Chapter 6

Build your own

You've got the math. Now bring it to life. This chapter is a guided lap through the workspace using problems whose answers you already understand.

1

Round 1 — XOR with a single hidden layer

XOR is the canonical "linearly inseparable" problem. A network with no hidden layer cannot solve it, but a single hidden layer of two neurons can.

  1. Open the workspace and go to Datasets. Pick XOR.
  2. Go to Architecture. Set the hidden layer to 2 neurons with tanh activation. Output layer: 1 neuron, sigmoid.
  3. In Training, set epochs = 500, lr = 0.1, optimizer adam. Click Start.
  4. Watch the loss curve. After ~200 epochs it should be near zero.

Switch to Visualization and look at the decision boundary. It should carve a non-linear shape that correctly separates the four corners of the XOR truth table.

2

Round 2 — break it on purpose

Now reduce the hidden layer to 1 neuron. Retrain. What happens?

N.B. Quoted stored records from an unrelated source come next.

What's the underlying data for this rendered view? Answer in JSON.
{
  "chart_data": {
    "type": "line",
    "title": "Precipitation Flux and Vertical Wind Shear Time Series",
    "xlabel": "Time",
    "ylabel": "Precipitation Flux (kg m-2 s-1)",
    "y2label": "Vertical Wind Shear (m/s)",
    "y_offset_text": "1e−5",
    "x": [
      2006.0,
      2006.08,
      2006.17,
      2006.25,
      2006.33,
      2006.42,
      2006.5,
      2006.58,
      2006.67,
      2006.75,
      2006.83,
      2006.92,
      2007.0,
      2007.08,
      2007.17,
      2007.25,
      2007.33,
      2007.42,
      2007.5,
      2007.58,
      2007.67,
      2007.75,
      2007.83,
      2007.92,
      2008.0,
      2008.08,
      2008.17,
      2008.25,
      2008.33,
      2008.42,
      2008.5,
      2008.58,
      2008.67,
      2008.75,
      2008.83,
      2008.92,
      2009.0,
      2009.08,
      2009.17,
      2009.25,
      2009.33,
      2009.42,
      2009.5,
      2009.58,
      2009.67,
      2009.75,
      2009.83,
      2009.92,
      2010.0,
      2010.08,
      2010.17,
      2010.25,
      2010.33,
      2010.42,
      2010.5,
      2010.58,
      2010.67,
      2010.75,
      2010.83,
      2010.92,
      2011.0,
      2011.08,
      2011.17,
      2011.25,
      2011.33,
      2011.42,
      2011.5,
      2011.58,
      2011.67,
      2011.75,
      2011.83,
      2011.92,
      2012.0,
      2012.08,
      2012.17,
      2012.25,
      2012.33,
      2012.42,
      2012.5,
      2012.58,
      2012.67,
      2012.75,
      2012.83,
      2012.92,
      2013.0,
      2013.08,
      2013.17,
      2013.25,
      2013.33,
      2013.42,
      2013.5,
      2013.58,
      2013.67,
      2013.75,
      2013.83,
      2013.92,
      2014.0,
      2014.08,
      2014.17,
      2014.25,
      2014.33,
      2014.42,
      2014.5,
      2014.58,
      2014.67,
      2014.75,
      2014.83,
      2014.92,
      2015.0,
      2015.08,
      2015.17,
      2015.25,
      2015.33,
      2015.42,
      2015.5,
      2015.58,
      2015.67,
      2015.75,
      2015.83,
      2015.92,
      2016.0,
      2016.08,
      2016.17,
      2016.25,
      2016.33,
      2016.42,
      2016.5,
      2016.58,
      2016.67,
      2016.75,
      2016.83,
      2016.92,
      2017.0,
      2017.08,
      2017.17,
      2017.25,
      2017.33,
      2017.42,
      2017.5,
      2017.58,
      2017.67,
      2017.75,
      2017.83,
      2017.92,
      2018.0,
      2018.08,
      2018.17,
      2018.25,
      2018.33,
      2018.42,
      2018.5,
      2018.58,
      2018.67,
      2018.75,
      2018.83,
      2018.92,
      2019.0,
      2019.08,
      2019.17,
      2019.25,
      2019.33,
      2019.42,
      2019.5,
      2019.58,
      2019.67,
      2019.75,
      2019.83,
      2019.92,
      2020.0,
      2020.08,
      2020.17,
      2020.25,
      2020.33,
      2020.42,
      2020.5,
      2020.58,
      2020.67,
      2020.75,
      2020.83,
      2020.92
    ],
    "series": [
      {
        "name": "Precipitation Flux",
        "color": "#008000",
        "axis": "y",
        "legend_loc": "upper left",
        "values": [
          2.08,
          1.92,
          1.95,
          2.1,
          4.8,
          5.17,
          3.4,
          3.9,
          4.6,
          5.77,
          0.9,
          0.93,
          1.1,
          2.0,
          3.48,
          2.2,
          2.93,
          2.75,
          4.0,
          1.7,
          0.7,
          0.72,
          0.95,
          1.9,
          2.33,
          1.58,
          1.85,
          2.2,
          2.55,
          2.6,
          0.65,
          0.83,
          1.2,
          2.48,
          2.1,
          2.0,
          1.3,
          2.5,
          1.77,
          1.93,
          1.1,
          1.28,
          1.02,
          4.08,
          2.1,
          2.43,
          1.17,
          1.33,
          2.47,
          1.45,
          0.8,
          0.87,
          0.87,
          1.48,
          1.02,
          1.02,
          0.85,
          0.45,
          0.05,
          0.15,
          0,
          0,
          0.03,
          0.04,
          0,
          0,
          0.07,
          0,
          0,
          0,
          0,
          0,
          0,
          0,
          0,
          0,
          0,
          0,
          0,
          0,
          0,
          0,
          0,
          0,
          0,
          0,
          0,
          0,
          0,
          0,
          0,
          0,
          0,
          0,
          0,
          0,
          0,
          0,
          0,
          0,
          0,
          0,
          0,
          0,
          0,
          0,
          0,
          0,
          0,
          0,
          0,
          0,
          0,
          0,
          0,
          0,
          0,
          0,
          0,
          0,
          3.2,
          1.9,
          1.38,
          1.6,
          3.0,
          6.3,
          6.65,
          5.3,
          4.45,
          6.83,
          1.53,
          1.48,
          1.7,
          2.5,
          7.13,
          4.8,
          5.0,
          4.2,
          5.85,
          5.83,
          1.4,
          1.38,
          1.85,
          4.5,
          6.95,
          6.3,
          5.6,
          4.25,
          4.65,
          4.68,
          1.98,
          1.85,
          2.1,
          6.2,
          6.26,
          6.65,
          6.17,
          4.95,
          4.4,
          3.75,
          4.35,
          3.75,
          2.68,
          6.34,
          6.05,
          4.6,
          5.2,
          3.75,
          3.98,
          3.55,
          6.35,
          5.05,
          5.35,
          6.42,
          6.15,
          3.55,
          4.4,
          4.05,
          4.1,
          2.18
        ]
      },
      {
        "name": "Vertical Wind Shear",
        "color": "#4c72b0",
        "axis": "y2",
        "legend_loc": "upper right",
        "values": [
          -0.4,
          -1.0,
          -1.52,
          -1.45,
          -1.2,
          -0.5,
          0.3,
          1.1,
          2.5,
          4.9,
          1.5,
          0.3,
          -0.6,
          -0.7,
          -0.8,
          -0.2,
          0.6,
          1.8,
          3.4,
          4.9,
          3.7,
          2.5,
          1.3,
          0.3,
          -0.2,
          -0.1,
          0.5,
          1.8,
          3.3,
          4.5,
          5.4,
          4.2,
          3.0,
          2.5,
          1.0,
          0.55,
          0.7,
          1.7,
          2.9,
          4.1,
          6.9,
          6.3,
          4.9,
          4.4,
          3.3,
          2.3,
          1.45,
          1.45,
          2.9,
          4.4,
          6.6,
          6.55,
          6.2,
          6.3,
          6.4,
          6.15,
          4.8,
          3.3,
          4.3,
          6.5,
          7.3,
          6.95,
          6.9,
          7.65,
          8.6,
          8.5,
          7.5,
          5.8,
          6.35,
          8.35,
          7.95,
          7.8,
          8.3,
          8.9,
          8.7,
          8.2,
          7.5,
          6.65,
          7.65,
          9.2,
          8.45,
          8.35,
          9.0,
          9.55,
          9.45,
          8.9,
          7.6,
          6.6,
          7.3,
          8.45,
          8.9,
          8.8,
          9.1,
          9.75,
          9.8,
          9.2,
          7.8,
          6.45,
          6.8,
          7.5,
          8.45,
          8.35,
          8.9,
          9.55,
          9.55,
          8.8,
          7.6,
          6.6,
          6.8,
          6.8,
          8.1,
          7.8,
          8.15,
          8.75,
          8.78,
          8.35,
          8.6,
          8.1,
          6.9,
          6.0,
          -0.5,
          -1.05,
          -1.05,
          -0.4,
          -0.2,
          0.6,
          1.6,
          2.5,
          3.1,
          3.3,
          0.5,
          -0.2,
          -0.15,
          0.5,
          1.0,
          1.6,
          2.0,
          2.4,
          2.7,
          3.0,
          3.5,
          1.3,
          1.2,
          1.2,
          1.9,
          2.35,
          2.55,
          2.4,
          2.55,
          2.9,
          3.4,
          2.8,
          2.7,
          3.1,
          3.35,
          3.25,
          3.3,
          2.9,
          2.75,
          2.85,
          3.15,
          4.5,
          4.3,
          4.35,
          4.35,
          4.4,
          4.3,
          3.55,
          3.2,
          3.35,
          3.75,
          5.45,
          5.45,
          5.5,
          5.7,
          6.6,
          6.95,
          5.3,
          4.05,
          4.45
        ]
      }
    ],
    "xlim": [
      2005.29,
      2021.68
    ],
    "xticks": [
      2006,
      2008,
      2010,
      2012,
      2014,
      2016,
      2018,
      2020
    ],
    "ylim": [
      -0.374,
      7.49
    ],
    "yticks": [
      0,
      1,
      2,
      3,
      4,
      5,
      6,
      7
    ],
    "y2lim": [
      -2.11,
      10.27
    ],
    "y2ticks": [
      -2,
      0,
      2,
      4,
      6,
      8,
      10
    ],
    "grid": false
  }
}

The loss plateaus around 0.25 and the boundary is a single straight line that gets two out of four points right. This is the linear-separability failure from chapter 3, in your hands.

3

Round 3 — multi-class with the spiral

Pick the 3-Class Spiral dataset. This needs serious capacity. Try:

  • Hidden layer: 16 ReLU.
  • Output layer: 3 softmax.
  • Loss: categorical_cross_entropy (the workspace switches to it automatically).
  • Train for 500 epochs.

Then halve the hidden size to 8. Then double it to 32. Watch how the decision boundary smoothness scales with capacity.

4

Round 4 — feel the learning rate

On the same spiral, hold the architecture fixed and try learning rates 0.001, 0.01, 0.1, 1.0. You'll observe (chapter 4):

  • 0.001 — barely moves. You'd need many more epochs.
  • 0.01 — clean, slow, reliable.
  • 0.1 — fast convergence.
  • 1.0 — chaotic loss, may diverge.
5

Round 5 — your own data

Drop a CSV onto the Datasets tab. Numeric features only; categorical targets are auto-detected. Pick your target column and the workspace builds the dataset for you.

Start small — < 10 features, < 5,000 rows — and use the workspace as a fast sandbox. When a model works there, you've got a useful baseline before reaching for a full deep-learning framework.